2-е письмо мёртвому сыну, из цикла Записки Мёртвых

Вальдемар Рюрик
                (жанр - Suprematism) 

  Поезд плавно вкатывался в ночь. Колёса перечитывали стрелки путей, отводя неизбежный – финал. Я смотрел в окно и вспоминал. Финал маршрута поезда,  возможно,- это личный финал. Хотя… Финал, личный финал уже был. Он произошел для всего меня, так я тогда  думал. Для всего, что раньше составляло мой мир. Мир, к которому я был прочно привязан, с рождения - вдруг обрушился, как пыльная декорация в летнем театре. Сезон закончился – скоро заморозки и театр заколачивают досками на зиму. Мой сезон закончен, в моём личном театре. Всё – так мне тогда казалось. Больше я, ничего тогда не видел, бродя по пыльным улицам Санкт-Петербурга. Ощущение быстро приближающегося конца не покидало меня. Конец. Конец истории, личной истории. Так просто. Теперь я в поезде, в поезде, еду в поезде, который везёт меня в никуда.
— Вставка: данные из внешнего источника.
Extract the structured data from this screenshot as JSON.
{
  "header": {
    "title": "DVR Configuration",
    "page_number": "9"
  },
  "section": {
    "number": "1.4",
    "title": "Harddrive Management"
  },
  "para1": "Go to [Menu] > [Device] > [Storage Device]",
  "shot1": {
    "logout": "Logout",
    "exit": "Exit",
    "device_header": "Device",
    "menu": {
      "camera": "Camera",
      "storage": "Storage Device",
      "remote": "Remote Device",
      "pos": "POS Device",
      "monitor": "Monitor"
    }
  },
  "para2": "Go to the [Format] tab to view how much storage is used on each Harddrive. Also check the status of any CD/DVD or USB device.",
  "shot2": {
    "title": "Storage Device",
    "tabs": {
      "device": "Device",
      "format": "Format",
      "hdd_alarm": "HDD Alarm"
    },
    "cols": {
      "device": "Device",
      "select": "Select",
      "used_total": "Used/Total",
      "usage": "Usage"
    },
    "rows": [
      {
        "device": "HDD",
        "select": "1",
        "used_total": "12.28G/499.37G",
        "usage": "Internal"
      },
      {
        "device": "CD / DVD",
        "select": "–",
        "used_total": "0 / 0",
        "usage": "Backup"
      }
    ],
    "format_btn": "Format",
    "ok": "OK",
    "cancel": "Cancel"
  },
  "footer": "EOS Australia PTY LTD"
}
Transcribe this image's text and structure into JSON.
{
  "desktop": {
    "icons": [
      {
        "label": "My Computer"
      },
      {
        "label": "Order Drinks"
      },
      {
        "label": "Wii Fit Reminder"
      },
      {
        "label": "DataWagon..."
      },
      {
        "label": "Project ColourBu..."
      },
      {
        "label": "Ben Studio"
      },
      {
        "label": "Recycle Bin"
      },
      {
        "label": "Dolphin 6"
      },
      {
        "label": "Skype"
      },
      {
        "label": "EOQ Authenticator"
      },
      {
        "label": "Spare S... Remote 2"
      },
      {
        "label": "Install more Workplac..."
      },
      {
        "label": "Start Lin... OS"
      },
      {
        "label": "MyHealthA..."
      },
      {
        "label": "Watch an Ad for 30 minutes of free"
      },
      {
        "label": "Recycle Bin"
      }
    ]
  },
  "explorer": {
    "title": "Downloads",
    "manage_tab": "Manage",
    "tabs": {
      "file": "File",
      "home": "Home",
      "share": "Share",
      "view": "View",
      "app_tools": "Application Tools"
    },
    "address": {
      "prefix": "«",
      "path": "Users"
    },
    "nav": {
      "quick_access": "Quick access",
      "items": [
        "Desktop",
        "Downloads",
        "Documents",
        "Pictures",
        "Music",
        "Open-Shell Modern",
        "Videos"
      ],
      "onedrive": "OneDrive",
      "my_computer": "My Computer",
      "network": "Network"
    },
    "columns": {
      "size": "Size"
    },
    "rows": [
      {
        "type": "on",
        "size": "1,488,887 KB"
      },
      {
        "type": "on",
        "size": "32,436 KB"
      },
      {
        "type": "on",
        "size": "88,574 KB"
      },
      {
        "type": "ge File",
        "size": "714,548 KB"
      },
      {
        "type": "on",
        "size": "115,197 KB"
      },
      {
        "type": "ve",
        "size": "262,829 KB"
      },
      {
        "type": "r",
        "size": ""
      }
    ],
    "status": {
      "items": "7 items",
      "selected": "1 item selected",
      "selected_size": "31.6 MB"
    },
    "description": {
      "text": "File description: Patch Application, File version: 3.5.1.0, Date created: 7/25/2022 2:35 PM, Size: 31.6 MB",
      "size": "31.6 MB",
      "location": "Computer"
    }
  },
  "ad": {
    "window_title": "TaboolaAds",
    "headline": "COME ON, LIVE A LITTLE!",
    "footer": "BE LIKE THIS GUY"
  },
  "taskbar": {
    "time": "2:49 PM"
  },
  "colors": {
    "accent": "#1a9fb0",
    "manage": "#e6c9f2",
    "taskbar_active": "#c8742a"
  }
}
Я еду в никуда. На горизонте маячит смерть – физическая смерть, биологическая – какая, к чёрту, разница?…  Раньше я мог ехать сам, на своей машине Volvo, но это было давно, как в прошлой жизни – набор фотографий из пыльного альбома, который не кому будет смотреть… Всё – меня везут. Транспорт.  Совсем не важно, как этот катафалк выглядит. Сегодня это был поезд. Обычный, железнодорожный поезд. Я сидел напротив одинокого, шестидесятилетнего мужчины, в черной сутане, с серебряным крестиком на шее. Католический священник, решил я. Я, сидел и думал о тебе, мой мертвый сын. Мы пили коньяк, он действительно оказался католическим священником.  Много рассказывал о католичестве, о Боге. Я не всё понял из его польского, да и слушал я невнимательно, скорее из вежливости. Что-то объявляли на польском, в динамиках вагона. Впрочем, я был «далеко». Попутчик называл меня – «сын мой». Я, давно не пил, а тут вспомнил про тебя, сынок, и не удержался… (Фрагмент разговора, далее, перевод с польского)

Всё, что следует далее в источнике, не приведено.